Creo que temblaba tanto a consecuencia del disgusto y del alivio, que tuvo que quitarme las llaves de la mano para abrir la puerta. Luego entró conmigo, encendió la luz y me dijo:

—Me parece que te sentaría bien una copa. ¿Tu abuela tiene algún licor en casa?

Creo que aquella pregunta hizo que soltase una risa un tanto histérica.

—Maggie asegura que si todo el mundo siguiera su régimen de tomarse un ponche caliente todas las noches, a los fabricantes de somníferos se les acabaría el negocio.

Fue entonces cuando me di cuenta de que estaba intentando contener las lágrimas. Peter me dio su pañuelo.

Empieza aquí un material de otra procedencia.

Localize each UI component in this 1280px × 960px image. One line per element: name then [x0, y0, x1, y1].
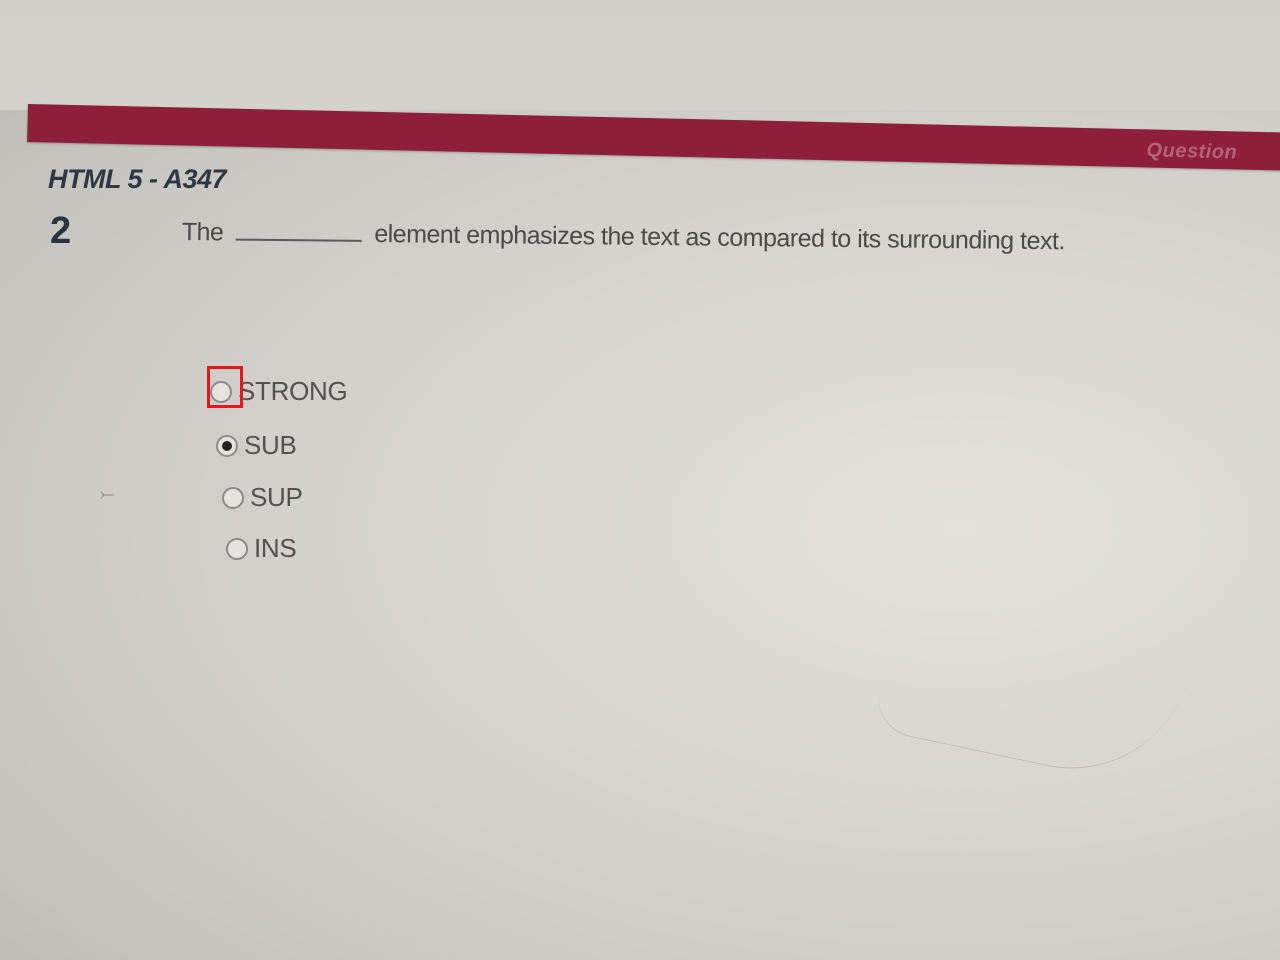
option-ins[interactable]: INS	[226, 533, 297, 564]
option-sub-radio[interactable]	[216, 434, 238, 457]
screen-background	[0, 0, 1280, 110]
option-ins-radio[interactable]	[226, 537, 248, 560]
highlight-box	[207, 366, 243, 408]
option-sup[interactable]: SUP	[222, 482, 303, 513]
option-sup-label[interactable]: SUP	[250, 482, 303, 513]
exam-code: HTML 5 - A347	[48, 164, 227, 194]
question-blank	[235, 216, 363, 242]
option-sup-radio[interactable]	[222, 486, 244, 509]
question-text-before: The	[181, 217, 224, 247]
question-text-after: element emphasizes the text as compared …	[374, 220, 1066, 256]
question-header-bar: Question	[27, 104, 1280, 172]
question-number: 2	[50, 210, 72, 252]
question-header-label: Question	[1146, 139, 1238, 164]
question-text: The element emphasizes the text as compa…	[182, 214, 1082, 259]
option-ins-label[interactable]: INS	[254, 533, 297, 564]
option-sub[interactable]: SUB	[216, 430, 297, 461]
screen-smudge: ⤚	[100, 484, 115, 504]
option-sub-label[interactable]: SUB	[244, 430, 297, 461]
screen-scratch	[870, 610, 1190, 791]
option-strong-label[interactable]: STRONG	[238, 376, 348, 407]
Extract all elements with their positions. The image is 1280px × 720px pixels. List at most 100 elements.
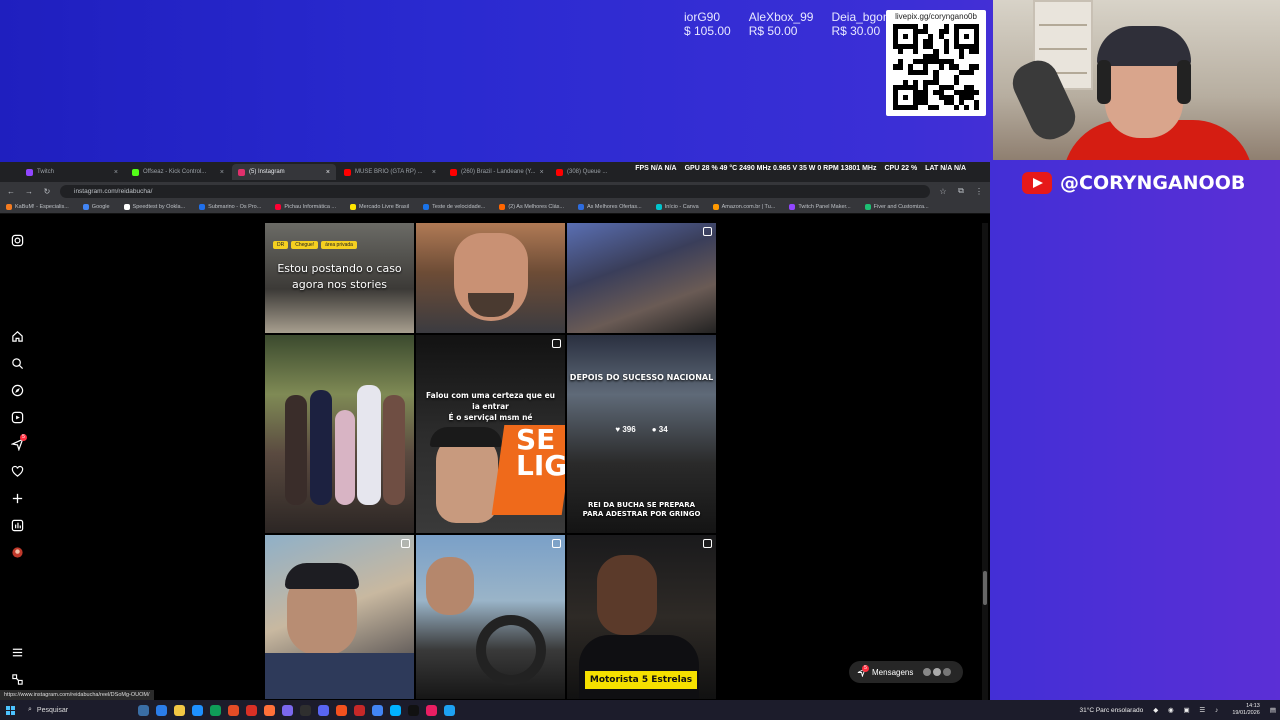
bookmark-favicon-icon [82, 203, 89, 210]
bookmark-item[interactable]: Google [82, 203, 110, 210]
meta-icon[interactable] [10, 672, 24, 686]
taskbar-app-icon[interactable] [408, 704, 419, 716]
post-caption: Falou com uma certeza que eu ia entrar É… [425, 391, 556, 422]
person [357, 385, 381, 505]
browser-tab[interactable]: (308) Queue ... [550, 164, 610, 180]
tray-icons[interactable]: ◆ ◉ ▣ ☰ ♪ [1153, 706, 1222, 714]
taskbar-search[interactable]: ⌕ Pesquisar [20, 702, 130, 718]
taskbar-app-icon[interactable] [174, 704, 185, 716]
post-thumbnail[interactable] [416, 535, 565, 699]
url-field[interactable]: instagram.com/reidabucha/ [60, 184, 930, 198]
post-thumbnail[interactable] [265, 335, 414, 533]
reels-icon[interactable] [10, 410, 24, 424]
post-thumbnail[interactable]: Falou com uma certeza que eu ia entrar É… [416, 335, 565, 533]
browser-tab[interactable]: (260) Brazil - Landeane (Y... × [444, 164, 548, 180]
messages-pill[interactable]: 5 Mensagens [849, 661, 963, 683]
bookmark-item[interactable]: Twitch Panel Maker... [789, 203, 851, 210]
bookmark-item[interactable]: (2) As Melhores Clás... [499, 203, 564, 210]
youtube-handle: @CORYNGANOOB [1060, 172, 1246, 194]
post-thumbnail[interactable] [265, 535, 414, 699]
bookmark-item[interactable]: Início - Canva [655, 203, 699, 210]
tab-favicon-icon [26, 168, 33, 176]
bookmark-favicon-icon [499, 203, 506, 210]
taskbar-app-icon[interactable] [264, 704, 275, 716]
bookmark-item[interactable]: Mercado Livre Brasil [350, 203, 409, 210]
taskbar-app-icon[interactable] [138, 704, 149, 716]
bookmark-item[interactable]: Amazon.com.br | Tu... [712, 203, 775, 210]
home-icon[interactable] [10, 329, 24, 343]
post-thumbnail[interactable] [567, 223, 716, 333]
bookmark-star-icon[interactable]: ☆ [938, 187, 948, 196]
post-caption: Motorista 5 Estrelas [585, 671, 697, 689]
start-button[interactable] [0, 700, 20, 720]
taskbar-app-icon[interactable] [318, 704, 329, 716]
person [383, 395, 405, 505]
create-icon[interactable] [10, 491, 24, 505]
bookmark-item[interactable]: Teste de velocidade... [423, 203, 485, 210]
bookmark-favicon-icon [712, 203, 719, 210]
post-thumbnail-hovered[interactable]: DEPOIS DO SUCESSO NACIONAL ♥ 396 ● 34 RE… [567, 335, 716, 533]
hardware-stats-overlay: FPS N/A N/A GPU 28 % 49 °C 2490 MHz 0.96… [635, 165, 966, 172]
taskbar-app-icon[interactable] [444, 704, 455, 716]
extensions-icon[interactable]: ⧉ [956, 186, 966, 196]
comments-count: ● 34 [651, 425, 668, 434]
taskbar-app-icon[interactable] [300, 704, 311, 716]
messages-icon[interactable]: 5 [10, 434, 27, 451]
cap [430, 427, 502, 447]
reload-icon[interactable]: ↻ [42, 187, 52, 196]
person [285, 395, 307, 505]
dashboard-icon[interactable] [10, 518, 24, 532]
browser-tab[interactable]: MUSE BRIO (GTA RP) ... × [338, 164, 442, 180]
browser-tab[interactable]: Offseaz - Kick Control... × [126, 164, 230, 180]
close-icon[interactable]: × [326, 169, 330, 176]
bookmark-item[interactable]: Speedtest by Ookla... [123, 203, 185, 210]
post-thumbnail[interactable]: DR Chegue! área privada Estou postando o c… [265, 223, 414, 333]
post-caption: REI DA BUCHA SE PREPARA PARA ADESTRAR PO… [582, 501, 701, 518]
bookmark-item[interactable]: Fiver and Customiza... [864, 203, 929, 210]
menu-icon[interactable] [10, 645, 24, 659]
back-icon[interactable]: ← [6, 187, 16, 196]
donation-item: AleXbox_99 R$ 50.00 [748, 10, 814, 38]
taskbar-app-icon[interactable] [372, 704, 383, 716]
taskbar-app-icon[interactable] [390, 704, 401, 716]
profile-icon[interactable] [10, 545, 24, 559]
taskbar-app-icon[interactable] [354, 704, 365, 716]
close-icon[interactable]: × [432, 169, 436, 176]
bookmark-favicon-icon [199, 203, 206, 210]
instagram-logo-icon[interactable] [10, 233, 24, 247]
bookmark-favicon-icon [123, 203, 130, 210]
taskbar-app-icon[interactable] [426, 704, 437, 716]
post-thumbnail[interactable] [416, 223, 565, 333]
driver-face [597, 555, 657, 635]
scrollbar-thumb[interactable] [983, 571, 987, 605]
bookmark-item[interactable]: Pichau Informática ... [275, 203, 336, 210]
forward-icon[interactable]: → [24, 187, 34, 196]
clock[interactable]: 14:13 19/01/2026 [1232, 703, 1260, 717]
taskbar-app-icon[interactable] [336, 704, 347, 716]
post-thumbnail[interactable]: Motorista 5 Estrelas [567, 535, 716, 699]
bookmark-item[interactable]: As Melhores Ofertas... [577, 203, 642, 210]
taskbar-app-icon[interactable] [282, 704, 293, 716]
taskbar-app-icon[interactable] [246, 704, 257, 716]
explore-icon[interactable] [10, 383, 24, 397]
taskbar-app-icon[interactable] [228, 704, 239, 716]
search-icon[interactable] [10, 356, 24, 370]
bookmark-item[interactable]: KaBuM! - Especialis... [6, 203, 69, 210]
notifications-icon[interactable] [10, 464, 24, 478]
likes-count: ♥ 396 [615, 425, 636, 434]
close-icon[interactable]: × [114, 169, 118, 176]
close-icon[interactable]: × [540, 169, 544, 176]
page-scrollbar[interactable] [982, 223, 988, 700]
browser-tab-active[interactable]: (5) Instagram × [232, 164, 336, 180]
close-icon[interactable]: × [220, 169, 224, 176]
taskbar-app-icon[interactable] [156, 704, 167, 716]
taskbar-app-icon[interactable] [192, 704, 203, 716]
browser-menu-icon[interactable]: ⋮ [974, 187, 984, 196]
bookmark-item[interactable]: Submarino - Os Pro... [199, 203, 261, 210]
notifications-icon[interactable]: ▤ [1270, 706, 1276, 714]
weather-widget[interactable]: 31°C Parc ensolarado [1080, 707, 1144, 714]
tab-bar: Twitch × Offseaz - Kick Control... × (5) I… [0, 162, 990, 182]
headset-left [1097, 60, 1111, 104]
browser-tab[interactable]: Twitch × [20, 164, 124, 180]
taskbar-app-icon[interactable] [210, 704, 221, 716]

—Entiendo cómo te sientes —dijo.

Nos bebimos un whisky. Al día siguiente, le envió flores a Maggie y me llamó para proponerme que comiéramos juntos. Después de eso nos vimos todos los días. Yo estaba enamorada y él también. Maggie, sin embargo, estaba angustiada. Seguía convencida de que Peter era un asesino. La madrastra de Peter insinuó que debíamos esperar, que era demasiado pronto para estar seguros de nuestros sentimientos. Sin embargo, Gary y Jane Barr estaban encantados con la noticia. Vincent Slater sacó el tema del contrato prenupcial y se mostró aliviado cuando le dije que no tenía inconveniente en firmarlo. Peter se enfureció y Vincent se escabulló discretamente. Le dije a Peter que había leído que si el matrimonio duraba poco tiempo, la compensación económica era muy limitada. Le aseguré que no tenía problemas con ese tema. También le dije que ese asunto no me preocupaba porque sabía que siempre estaríamos juntos y que tendríamos hijos.

Por supuesto, más tarde Peter y Slater hicieron las paces, y el abogado de Peter redactó un acuerdo generoso. Peter insistió en que me buscara un abogado propio, para que pudiera estar segura de que todo era correcto. Lo hice y, unos días más tarde, firmé el documento.

Al día siguiente en Nueva York y, sin alharacas, organizamos nuestra boda. El 8 de enero nos casamos en la Lady Chapel de la catedral de St. Patrick, donde nos comprometimos solemnemente a amarnos, honrarnos y cuidarnos hasta que la muerte nos separase.